A subspaces problem.

1. Oct 30, 2007

Evalesco

Hi, I've being going over some course material in preparation for my exams and I've come across an exercise which I can't seem to work out.

The exercise:
Let V be a vector space over a field F and let U and W be two subspaces of V.
Suppose V = U + W. Prove that V = U ⊕ W iff {(u,w)∈U×W : u + w = 0} = {(0,0)}

What I've done so far:
At first I was unsure of the operator ⊕ but from Wikipedia I discovered the following:
V = U ⊕ W ⇔ (V = U + W) ∧ (U ∩ W = ∅)
Which I guess is a consequence of the following: The dimension of V ⊕ W is equal to the sum of the dimensions of V and W.

So I thought ok that identity will make it quite easy to solve, I just need to make sure U and W share no common elements.

We are given {(u,w)∈U×W : u + w = 0} = {(0,0)}
Ok I thought, that uses the property that U and W are both closed under addition to ensure the two subspaces U and W have no non-zero elements in common.
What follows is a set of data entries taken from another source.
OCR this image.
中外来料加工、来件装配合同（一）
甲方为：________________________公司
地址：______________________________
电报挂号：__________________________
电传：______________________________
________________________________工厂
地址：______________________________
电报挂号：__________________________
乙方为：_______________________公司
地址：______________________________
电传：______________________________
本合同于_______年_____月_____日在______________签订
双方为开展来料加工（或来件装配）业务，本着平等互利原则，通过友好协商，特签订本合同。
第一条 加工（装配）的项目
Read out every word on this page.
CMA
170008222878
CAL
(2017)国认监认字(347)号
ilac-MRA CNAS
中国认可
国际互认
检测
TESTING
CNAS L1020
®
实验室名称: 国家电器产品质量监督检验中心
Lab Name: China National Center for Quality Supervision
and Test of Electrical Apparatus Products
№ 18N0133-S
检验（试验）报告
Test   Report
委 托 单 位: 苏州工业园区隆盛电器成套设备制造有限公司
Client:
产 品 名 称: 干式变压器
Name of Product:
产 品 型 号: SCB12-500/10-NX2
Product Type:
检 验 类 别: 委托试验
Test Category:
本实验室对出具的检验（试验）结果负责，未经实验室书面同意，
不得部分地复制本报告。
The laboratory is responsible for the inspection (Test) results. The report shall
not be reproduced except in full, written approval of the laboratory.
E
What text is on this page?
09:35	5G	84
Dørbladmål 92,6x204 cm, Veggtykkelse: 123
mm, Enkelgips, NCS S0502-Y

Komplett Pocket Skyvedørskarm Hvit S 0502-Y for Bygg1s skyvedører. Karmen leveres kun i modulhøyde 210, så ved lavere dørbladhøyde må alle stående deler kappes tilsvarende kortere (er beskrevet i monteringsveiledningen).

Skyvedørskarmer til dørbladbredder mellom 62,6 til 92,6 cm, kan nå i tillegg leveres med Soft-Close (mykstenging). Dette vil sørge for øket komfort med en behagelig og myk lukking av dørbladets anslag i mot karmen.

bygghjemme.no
But this is where I'm stuck I thought in order to solve it I would need U and V to share no common elements but 0 can be both an element of U and V.

I know this isn't a proof but I was just trying to formulate an idea of how I would go about solving it. Any insight would be welcome, Thanks.

2. Oct 30, 2007

OK, let V be the direct sum of U and W. It follows that U$\cap$W = {0}, so there cannot exist an element of (u, v) from U x W such that u + w = 0, because then the intersection of U and W would not be trivial.

For the other direction, assume {(0, 0)} = { (u, v) from U x W : u + w = 0}. Take an element from U$\cap$W, let's say x. Then x is in U and x is in W. Since the intersection is a subspace, there exists an inverse for the element x. It's easy to finish the proof now.

3. Oct 30, 2007

Evalesco

Thanks for the clarification, it helped me heaps, it looks like I had my definitions a little off lol.